Local tradition tells how Sir Hugh de Creveldt, of Littleham, and Sir Roger Whalingham, of Withycombe, whose house was haunted, cordially hated each other, having quarrelled touching the right to wrecks upon the coast. One night Sir Hugh heard the deep toll of the bell of St. John's, which was of Italian manufacture,— and like the dread tongue of iron that hangs in the tower of Saragossa, tolled by unseen hands,-ringing a knell for the departing soul of his old enemy. Day after day the spectre of a knight robbed him of his food, as it sat glowering on him from the chair set on the other side of his hearth.

Sir Hugh would have died of his Barmecide feasts but for the cunning of a Cadiz captain, who brought with him a charm to exorcise the ghost in the shape of a pipe of Indian tobacco, then unknown in England. Rawleigh, of Withycombe, preserved the secret, and his descendant, Sir Walter, for his pertinacity, had the honour of a royal "Counterblast."

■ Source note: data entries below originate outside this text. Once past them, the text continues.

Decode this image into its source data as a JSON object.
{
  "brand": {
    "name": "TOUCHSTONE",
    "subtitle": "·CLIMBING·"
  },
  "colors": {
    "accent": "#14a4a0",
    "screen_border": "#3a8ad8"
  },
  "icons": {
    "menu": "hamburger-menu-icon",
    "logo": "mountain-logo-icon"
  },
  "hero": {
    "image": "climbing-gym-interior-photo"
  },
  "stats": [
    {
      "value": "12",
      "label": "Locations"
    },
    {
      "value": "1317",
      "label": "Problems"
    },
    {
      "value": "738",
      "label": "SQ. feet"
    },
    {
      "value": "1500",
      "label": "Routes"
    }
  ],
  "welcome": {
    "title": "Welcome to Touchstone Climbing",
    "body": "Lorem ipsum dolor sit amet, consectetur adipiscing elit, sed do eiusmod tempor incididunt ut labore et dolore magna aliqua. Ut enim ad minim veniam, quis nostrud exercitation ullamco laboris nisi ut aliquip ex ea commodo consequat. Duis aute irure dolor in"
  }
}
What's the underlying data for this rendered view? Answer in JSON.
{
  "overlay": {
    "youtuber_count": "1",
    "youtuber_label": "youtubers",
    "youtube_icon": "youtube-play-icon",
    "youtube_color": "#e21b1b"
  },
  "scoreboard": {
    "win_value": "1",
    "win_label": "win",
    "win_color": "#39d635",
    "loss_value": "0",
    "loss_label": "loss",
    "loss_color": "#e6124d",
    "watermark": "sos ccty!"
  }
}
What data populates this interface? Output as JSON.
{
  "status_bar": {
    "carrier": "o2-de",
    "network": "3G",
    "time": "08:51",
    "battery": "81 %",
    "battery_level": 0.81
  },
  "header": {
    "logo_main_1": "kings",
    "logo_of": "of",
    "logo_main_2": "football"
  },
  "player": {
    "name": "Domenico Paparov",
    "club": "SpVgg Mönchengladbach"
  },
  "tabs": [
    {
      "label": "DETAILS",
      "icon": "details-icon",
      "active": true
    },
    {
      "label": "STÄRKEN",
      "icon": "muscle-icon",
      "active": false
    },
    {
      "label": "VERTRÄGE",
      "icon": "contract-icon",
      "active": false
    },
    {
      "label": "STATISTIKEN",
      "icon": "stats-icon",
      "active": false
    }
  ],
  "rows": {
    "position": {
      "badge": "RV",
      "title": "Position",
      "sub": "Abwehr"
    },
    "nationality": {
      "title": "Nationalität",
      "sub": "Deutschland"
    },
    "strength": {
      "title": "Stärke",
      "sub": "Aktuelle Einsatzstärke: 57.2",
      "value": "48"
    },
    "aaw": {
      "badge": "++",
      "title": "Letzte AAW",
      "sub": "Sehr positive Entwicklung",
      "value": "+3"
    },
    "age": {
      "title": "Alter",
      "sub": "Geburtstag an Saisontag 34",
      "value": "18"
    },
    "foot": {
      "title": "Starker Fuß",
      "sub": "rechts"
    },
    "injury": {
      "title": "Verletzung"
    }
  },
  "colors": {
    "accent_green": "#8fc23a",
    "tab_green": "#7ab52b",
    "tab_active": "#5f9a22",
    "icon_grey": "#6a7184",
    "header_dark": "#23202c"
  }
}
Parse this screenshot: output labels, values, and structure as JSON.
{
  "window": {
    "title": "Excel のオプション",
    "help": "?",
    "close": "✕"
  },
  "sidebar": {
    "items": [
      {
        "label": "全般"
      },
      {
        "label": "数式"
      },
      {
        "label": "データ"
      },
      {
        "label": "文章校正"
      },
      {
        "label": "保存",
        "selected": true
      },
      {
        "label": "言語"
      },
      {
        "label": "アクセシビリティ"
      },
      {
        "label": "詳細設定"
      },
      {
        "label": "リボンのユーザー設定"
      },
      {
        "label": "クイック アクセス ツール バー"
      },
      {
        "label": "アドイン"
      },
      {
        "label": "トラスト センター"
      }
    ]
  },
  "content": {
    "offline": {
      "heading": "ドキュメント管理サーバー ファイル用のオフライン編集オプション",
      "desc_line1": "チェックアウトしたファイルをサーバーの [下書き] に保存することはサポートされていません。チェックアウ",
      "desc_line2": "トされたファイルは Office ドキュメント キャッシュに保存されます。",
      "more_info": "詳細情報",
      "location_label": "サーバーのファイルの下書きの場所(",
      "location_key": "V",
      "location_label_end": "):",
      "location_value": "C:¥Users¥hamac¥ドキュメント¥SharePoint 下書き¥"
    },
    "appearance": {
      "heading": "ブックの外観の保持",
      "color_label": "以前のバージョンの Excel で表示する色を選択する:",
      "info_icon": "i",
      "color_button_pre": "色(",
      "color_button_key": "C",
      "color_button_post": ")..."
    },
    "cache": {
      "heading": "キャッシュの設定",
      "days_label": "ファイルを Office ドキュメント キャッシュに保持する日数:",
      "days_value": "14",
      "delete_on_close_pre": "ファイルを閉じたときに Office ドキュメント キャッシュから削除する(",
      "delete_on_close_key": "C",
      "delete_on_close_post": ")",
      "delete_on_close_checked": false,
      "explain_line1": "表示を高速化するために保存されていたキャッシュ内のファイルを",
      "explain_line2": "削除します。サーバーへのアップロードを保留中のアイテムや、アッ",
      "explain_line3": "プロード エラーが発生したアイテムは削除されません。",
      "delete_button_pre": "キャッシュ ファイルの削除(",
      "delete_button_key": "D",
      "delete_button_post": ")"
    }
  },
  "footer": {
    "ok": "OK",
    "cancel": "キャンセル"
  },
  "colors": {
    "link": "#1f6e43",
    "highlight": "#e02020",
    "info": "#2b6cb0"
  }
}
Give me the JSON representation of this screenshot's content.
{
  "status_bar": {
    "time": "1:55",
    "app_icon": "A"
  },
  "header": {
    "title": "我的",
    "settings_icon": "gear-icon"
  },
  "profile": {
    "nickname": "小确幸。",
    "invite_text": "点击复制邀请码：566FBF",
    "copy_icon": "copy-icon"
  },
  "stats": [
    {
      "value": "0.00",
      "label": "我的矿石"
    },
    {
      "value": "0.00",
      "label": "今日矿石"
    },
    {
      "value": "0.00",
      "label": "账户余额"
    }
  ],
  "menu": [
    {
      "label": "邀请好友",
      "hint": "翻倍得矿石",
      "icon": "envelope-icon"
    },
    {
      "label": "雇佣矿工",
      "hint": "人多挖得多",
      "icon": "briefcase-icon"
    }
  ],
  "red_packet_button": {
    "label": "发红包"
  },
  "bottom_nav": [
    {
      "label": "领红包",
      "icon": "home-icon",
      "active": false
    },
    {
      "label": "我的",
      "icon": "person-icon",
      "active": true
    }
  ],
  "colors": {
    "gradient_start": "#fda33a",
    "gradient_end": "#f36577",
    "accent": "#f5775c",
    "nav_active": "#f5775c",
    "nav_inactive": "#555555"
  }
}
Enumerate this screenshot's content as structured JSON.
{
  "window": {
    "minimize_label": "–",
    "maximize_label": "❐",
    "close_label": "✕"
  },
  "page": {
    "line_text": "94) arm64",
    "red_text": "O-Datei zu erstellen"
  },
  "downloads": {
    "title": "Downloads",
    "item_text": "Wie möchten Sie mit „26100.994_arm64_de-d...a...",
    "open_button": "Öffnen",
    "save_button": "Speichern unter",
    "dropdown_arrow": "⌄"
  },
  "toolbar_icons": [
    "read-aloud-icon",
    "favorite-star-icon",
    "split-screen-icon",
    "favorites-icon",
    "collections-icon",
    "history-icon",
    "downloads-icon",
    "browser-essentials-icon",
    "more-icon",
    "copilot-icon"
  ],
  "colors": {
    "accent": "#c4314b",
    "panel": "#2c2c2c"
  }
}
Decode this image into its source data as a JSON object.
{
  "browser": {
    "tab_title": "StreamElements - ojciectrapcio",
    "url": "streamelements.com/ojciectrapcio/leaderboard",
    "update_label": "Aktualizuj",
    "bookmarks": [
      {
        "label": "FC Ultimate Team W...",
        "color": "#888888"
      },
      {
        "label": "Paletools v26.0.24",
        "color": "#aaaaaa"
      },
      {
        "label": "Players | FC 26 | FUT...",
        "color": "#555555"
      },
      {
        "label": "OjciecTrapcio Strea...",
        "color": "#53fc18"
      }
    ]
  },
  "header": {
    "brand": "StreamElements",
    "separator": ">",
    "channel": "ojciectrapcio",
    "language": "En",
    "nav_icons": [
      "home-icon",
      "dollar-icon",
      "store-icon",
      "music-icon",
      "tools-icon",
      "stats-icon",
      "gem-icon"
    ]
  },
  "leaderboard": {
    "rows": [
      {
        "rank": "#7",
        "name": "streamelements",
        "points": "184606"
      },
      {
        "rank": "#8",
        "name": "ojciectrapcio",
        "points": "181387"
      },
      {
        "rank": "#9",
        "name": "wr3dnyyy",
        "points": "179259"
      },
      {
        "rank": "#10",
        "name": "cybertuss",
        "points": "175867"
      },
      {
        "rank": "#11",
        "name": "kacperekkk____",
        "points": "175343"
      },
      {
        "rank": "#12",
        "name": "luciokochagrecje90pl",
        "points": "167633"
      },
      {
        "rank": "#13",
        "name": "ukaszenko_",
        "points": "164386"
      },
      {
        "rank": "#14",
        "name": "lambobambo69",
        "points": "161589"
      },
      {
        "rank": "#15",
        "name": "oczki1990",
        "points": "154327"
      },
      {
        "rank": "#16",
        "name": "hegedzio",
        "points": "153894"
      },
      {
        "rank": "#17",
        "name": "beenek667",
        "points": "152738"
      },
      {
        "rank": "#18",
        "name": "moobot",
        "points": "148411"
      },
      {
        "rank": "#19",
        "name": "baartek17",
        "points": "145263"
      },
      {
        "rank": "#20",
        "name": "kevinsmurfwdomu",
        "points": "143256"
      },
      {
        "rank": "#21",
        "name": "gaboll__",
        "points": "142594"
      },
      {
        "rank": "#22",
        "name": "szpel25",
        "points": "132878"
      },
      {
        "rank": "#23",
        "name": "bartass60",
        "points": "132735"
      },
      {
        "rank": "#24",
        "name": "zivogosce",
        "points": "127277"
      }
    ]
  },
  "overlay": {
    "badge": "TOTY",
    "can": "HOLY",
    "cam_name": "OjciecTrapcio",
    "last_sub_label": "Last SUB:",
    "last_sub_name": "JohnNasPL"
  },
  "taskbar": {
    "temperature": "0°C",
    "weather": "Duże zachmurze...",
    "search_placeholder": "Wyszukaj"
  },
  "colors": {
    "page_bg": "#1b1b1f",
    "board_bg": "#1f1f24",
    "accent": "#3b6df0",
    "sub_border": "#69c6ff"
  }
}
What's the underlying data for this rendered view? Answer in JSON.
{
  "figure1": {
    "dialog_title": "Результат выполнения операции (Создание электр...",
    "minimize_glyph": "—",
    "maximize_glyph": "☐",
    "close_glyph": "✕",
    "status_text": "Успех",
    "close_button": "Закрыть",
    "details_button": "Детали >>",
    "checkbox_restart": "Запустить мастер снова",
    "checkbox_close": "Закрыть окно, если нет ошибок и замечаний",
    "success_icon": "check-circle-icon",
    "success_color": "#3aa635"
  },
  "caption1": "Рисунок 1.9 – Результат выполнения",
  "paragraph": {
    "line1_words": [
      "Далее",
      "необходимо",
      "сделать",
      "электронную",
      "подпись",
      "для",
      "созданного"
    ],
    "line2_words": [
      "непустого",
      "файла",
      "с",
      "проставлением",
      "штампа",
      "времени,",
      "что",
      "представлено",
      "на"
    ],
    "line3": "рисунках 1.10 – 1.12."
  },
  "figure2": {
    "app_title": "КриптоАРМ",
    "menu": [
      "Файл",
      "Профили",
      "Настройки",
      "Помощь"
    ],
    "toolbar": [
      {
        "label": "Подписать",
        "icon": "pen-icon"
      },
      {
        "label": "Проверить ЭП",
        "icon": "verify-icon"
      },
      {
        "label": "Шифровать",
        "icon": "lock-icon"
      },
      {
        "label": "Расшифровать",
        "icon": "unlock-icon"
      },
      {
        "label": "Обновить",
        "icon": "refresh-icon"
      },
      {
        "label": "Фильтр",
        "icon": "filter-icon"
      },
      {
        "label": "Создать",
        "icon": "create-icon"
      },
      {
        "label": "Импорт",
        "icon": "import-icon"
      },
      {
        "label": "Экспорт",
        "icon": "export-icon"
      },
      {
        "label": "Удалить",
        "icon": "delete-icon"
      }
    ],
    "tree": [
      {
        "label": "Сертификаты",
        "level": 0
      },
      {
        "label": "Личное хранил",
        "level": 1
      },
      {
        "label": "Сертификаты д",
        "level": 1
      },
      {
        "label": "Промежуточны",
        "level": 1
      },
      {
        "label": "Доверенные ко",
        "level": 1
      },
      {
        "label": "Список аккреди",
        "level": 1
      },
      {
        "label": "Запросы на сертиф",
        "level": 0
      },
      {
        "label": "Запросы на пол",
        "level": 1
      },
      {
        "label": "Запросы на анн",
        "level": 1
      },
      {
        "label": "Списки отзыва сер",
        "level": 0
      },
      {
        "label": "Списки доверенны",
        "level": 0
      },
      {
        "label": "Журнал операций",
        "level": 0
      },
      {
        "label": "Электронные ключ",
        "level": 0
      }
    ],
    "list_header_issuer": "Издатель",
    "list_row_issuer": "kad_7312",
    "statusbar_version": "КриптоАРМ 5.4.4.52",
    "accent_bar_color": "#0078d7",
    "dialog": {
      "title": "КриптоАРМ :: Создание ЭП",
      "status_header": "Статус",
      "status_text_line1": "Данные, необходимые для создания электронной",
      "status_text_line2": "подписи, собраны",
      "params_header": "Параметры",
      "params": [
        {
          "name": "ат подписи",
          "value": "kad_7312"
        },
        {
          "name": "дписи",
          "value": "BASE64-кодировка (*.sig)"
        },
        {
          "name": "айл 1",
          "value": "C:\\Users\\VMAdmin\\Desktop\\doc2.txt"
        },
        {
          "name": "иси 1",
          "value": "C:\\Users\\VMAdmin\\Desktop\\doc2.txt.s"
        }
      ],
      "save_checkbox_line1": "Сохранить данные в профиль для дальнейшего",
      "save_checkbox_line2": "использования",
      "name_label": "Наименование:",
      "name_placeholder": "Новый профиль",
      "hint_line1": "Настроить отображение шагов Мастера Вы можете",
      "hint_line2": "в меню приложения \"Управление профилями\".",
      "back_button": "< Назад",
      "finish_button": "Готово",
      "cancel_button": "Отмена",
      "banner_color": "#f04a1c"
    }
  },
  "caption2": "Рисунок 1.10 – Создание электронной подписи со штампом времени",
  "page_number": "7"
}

There is a ferry to STARCROSS, (so called from a wayside cross which stood by the landing place,) one of the most recent of Devonshire watering-places on the South Devon Railway, to which it owes its prosperity. St. Paul's church (W. Powley) was built 1826. The places of interest in the neighbourhood are Mamhead, built by Sir P. Ball, 1680, and the seat of the first Lord Lisburne; it was the birthplace of Sir R. Newman, who fell at Inkerman; and in the grounds there is an obelisk 100 feet high set up by T. Balle, 1742 :— All Saints' Church, Kenton, of red Exminster stone (2 miles), with a tower 100 feet high, a Decorated screen and a structure mainly of the same period :—Alphington (6 miles), with St. Michael's Church, Perpendicular, a Tudor screen and Norman font; and Powderham Castle (3 miles), so called from its proprietor in the reign of Edward I., and now the seat of the Earl of Devon. Originally of Norman architecture, and restored in the 14th century, yet owing to the rough usage alternately of Cavalier and Roundhead during the civil war, and the hand of modern innovation, its exterior has few remains of antiquity. The castle contains some fine pictures by Wilson, the Five Senses by Teniers, Charles I. and Henrietta by Vandyke, and the Tribute Money by Rubens. From the Belvedere, built 1773, the towers of Exeter can be seen. The park is of great extent and well wooded. The rarer flowers of the neighbourhood are Targionia hypophylla, vicia Bithynica, euphorbia peplis, c. Portlandica, mentha viridis, Exmouth; M. rotundifolia, Mamhead; and lichen stictoceros on the warren; and Polycarpon tetraphyllum at Lympstone. St. Clement's Church is Perpendicular. From Exmouth and from all the stations on this line as far as Torquay, an excursion to EXETER (93 miles from Starcross) is very easily

made for an account of the cathedral see WALCOTT'S CATHEDRALS OF ENGLAND AND WALES, published by G. Stanford in this series. Haldon Hall (Sir L. Palk, Bart), may also be visited: the house contains pictures by Ruysdael, Cuyp, Vandervelde, Snyders, Weenix, Teniers, and Claude.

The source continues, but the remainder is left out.